USMLE – Steatosis
Mild steatosis involving less than 10% of hepatocytes is normal: more severe steatosis is seen in a number of other conditions. It is often detected incidentally and its clinical manifestations are very variable.
Steatosis may be macrovesicular where a single fat globule fills the liver cell and pushes the nucleus to the periphery or microvesicular where small fat vacuoles give the liver cell a foamy appearance and the nucleus remains central. Macrovesicular steatosis, with or without some microvesicular steatosis is common and generally benign. Microvesicular steatosis occurs in more serious conditions and can he associated with mitochondrial damage which causes impaired oxidative metabolism. Steatosis is usually not associated with any inflammatory infiltrate or fibrosis within the liver. However, in some patients macrovesicular steatosis occurs with associated neutrophilic infiltrate, liver cell death and, rarely, Mallory’s hyaline. This histological change has been termed steatohepatitis. Steatohepatitis may be caused by alcohol abuse; however, in some patients with other causes there is no history of excessive alcohol consumption. Such patients have so called non-alcoholic steatohepatitis or NASH.

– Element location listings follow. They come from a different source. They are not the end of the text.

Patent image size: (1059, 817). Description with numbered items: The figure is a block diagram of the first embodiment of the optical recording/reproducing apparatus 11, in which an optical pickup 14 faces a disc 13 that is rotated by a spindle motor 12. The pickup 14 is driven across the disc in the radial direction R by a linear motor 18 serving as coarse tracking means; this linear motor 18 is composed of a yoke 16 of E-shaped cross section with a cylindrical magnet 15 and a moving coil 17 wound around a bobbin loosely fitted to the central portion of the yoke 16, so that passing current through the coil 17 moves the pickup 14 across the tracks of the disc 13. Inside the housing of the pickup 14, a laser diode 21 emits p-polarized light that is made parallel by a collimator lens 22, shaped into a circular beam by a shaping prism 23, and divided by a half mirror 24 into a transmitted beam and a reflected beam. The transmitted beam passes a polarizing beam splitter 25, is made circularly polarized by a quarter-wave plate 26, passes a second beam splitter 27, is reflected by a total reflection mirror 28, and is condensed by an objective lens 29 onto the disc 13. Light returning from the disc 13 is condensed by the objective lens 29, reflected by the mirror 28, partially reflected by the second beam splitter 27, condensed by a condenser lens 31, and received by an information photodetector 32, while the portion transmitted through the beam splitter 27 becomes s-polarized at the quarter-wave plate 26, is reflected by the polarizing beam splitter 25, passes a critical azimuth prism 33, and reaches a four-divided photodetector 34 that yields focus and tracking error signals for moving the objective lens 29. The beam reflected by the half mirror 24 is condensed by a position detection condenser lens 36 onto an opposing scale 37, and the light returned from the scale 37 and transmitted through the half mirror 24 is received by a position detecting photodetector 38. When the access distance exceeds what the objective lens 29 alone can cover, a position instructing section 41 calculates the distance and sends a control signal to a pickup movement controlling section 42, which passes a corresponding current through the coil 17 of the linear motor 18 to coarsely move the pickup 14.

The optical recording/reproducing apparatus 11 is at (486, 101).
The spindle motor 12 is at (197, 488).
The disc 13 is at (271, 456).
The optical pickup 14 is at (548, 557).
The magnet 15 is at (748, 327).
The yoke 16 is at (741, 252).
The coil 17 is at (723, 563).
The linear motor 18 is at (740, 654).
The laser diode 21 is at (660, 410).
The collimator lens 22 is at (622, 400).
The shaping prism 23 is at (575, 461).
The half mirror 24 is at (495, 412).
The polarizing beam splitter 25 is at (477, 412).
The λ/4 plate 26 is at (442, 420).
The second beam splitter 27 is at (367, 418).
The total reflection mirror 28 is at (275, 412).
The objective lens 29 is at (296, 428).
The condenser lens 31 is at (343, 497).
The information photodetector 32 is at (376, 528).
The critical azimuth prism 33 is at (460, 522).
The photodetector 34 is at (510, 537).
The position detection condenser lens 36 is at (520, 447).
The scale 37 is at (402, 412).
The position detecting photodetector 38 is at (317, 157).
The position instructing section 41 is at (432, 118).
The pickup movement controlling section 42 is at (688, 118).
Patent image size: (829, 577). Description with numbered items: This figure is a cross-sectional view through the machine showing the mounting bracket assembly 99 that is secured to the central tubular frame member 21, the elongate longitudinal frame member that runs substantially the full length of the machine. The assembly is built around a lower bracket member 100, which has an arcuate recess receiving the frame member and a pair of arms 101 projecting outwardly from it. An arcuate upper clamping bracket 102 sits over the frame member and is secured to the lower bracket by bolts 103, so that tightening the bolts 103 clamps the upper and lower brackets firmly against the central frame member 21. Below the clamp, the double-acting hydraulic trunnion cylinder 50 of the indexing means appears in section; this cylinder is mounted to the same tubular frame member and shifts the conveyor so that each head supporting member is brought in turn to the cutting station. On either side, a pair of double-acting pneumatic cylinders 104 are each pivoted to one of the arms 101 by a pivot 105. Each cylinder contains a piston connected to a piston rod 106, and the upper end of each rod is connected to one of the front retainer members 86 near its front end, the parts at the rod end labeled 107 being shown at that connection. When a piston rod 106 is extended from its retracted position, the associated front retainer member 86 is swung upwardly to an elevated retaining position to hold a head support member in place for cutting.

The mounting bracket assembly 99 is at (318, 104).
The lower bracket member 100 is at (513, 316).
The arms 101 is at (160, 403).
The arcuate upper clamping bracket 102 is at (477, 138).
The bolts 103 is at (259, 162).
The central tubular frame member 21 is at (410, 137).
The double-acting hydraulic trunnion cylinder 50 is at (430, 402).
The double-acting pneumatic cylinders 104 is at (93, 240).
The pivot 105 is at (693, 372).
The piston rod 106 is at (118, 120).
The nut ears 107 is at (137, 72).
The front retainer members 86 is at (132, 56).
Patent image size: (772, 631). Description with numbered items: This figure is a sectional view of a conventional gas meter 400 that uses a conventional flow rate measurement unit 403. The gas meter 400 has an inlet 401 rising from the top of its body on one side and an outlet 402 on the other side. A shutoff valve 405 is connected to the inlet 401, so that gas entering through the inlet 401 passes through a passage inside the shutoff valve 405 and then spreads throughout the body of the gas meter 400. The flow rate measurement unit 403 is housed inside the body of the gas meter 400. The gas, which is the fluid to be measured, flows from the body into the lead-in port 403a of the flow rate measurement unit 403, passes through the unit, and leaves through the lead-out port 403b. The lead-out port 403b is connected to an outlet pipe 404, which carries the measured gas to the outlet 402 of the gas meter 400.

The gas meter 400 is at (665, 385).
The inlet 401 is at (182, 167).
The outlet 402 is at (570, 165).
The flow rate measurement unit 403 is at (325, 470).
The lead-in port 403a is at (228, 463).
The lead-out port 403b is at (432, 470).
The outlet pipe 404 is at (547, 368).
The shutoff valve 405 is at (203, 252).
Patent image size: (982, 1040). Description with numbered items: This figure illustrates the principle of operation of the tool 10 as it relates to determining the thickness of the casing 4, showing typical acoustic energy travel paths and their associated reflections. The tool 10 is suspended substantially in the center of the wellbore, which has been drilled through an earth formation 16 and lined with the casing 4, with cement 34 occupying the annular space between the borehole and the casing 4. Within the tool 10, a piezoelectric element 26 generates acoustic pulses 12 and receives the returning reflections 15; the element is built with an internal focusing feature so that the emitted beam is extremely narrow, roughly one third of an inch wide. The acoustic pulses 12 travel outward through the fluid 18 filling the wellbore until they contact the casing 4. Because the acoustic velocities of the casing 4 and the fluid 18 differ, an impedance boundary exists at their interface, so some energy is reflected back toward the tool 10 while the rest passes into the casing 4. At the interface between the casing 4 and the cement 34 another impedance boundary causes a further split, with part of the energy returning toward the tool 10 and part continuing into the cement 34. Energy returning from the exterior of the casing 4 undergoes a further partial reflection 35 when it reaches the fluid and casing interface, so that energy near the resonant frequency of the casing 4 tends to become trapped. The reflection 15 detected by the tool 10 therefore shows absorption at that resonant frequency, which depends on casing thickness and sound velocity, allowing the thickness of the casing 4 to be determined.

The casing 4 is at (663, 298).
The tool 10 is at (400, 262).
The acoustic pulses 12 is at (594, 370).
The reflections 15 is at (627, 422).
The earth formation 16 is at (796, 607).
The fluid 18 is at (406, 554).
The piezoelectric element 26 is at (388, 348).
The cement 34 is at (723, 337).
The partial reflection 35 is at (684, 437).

Clinical features and management
Macrovesicular steatosis is often asymptomatic or is associated with the clinical features of its cause, such as diabetes mellitus. It is therefore often found incidentally. Hepatomegaly sometimes with hepatic tenderness is the only clinical feature. Liver function tests usually show mild non-specific abnormalities and ultrasonography shows generally increased echogenicity (bright liver). The treatment is that of the underlying disorder. Ursodeoxycholic acid may improve the liver function tests and the histological appearances in patients with non-alcoholic steatohepatitis (NASH).
Microvesicular steatosis may be associated with the acute onset of fatigue and vomiting, progressing if severe to encephalopathy and coma. Jaundice occurs with fatty liver of pregnancy, alcohol and sometimes drug-induced steatosis, but is typically absent in Reye’s syndrome. Acute hepatic failure due to microvesicular steatosis may require intensive care support or emergency liver transplantation.
The outlook for most patients with steatosis is excellent, although a few deaths have been reported. In patients with alcoholic steatosis, the severity of the fatty change can predict the eventual progression to cirrhosis. Previously, the prognosis of patients with acute fatty liver of pregnancy was considered poor. However, milder forms of this condition are now more frequently recognized.